On 2023-11-27 17:48, Sergey A. Osokin wrote:
Hi,

On Sun, Nov 26, 2023 at 11:07:21PM -0800, Xin Li wrote:

I recently noticed that security/boringssl is treated in a similar way of
OpenSSL and LibreSSL.  Although boringssl is derived from OpenSSL, it's
usually meant to be statically linked into the resulting binary, because
there is no guarantee of ABI stability across different releases and the
caller is expected to evolve fast enough to follow the latest version of it.

There's no releases for BoringSSL.

By bad, different *revisions*.

OpenBSD seems to be going though the statically linked route and they
install boringssl into ${PREFIX}/eboringssl instead of the regular
${PREFIX}.  This way, it's no longer conflicting with other OpenSSL/LibreSSL
installation (technically, it still is, but only if the binary links against
both OpenSSL/LibreSSL _and_ boringssl).

Generally speaking, I don't think this is the good idea to link a binary
to both OpenSSL/LibreSSL _and_ BoringSSL.

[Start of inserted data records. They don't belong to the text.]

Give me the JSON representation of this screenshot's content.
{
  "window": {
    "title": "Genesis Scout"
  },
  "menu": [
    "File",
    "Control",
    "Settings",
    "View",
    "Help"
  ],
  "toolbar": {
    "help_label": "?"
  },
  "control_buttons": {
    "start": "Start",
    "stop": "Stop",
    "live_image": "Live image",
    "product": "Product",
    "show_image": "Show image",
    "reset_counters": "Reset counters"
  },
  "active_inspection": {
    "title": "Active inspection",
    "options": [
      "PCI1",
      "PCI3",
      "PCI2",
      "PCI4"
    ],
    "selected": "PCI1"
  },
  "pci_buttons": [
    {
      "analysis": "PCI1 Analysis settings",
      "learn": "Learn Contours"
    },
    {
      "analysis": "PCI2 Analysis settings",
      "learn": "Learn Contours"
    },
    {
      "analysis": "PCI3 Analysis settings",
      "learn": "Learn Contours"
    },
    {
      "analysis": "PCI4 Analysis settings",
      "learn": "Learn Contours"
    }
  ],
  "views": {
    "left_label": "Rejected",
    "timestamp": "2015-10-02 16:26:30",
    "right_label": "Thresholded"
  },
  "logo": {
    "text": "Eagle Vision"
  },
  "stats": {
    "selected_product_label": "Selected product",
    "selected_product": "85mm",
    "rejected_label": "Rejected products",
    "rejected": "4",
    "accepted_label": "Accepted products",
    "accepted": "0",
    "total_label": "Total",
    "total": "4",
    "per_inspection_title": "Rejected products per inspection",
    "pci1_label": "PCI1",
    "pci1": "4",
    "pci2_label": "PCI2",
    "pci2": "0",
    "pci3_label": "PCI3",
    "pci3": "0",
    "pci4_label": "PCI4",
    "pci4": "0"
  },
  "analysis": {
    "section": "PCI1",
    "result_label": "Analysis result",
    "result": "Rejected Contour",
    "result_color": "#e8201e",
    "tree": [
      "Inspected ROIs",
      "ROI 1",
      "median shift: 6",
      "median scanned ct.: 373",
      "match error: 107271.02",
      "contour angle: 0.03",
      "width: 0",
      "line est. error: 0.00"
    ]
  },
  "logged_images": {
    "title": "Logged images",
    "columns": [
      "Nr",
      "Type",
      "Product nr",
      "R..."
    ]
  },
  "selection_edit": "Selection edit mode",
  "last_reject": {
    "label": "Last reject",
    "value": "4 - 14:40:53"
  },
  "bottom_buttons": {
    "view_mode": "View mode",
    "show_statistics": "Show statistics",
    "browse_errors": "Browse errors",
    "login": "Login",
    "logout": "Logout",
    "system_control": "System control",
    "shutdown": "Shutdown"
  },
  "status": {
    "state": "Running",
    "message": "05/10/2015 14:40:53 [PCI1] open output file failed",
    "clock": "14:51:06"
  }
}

No, I'm not proposing that application should be linking against both, but with the current way of shipping boringssl, it's installing header files and shared libraries (libcrypto.so and libssl.so) that could be picked up by any other ports who may not want boringssl at all.

For example, there is no www/envoy package today, while it should be perfectly fine to have a statically linked 'envoy' binary to co-exist with other OpenSSL based ports and work together.

Should we follow this?  And is using something like ${PREFIX}/eboringssl a
good model?  (I think ultimately we need something like it).

A project, that wants to be depended on BoringSSL needs to be aware that
last one is not intended for general use, as OpenSSL or LibreSSL is.
Follow that the project needs to keep its source code consistent with
changes, that BoringSSL project does, on daily basis.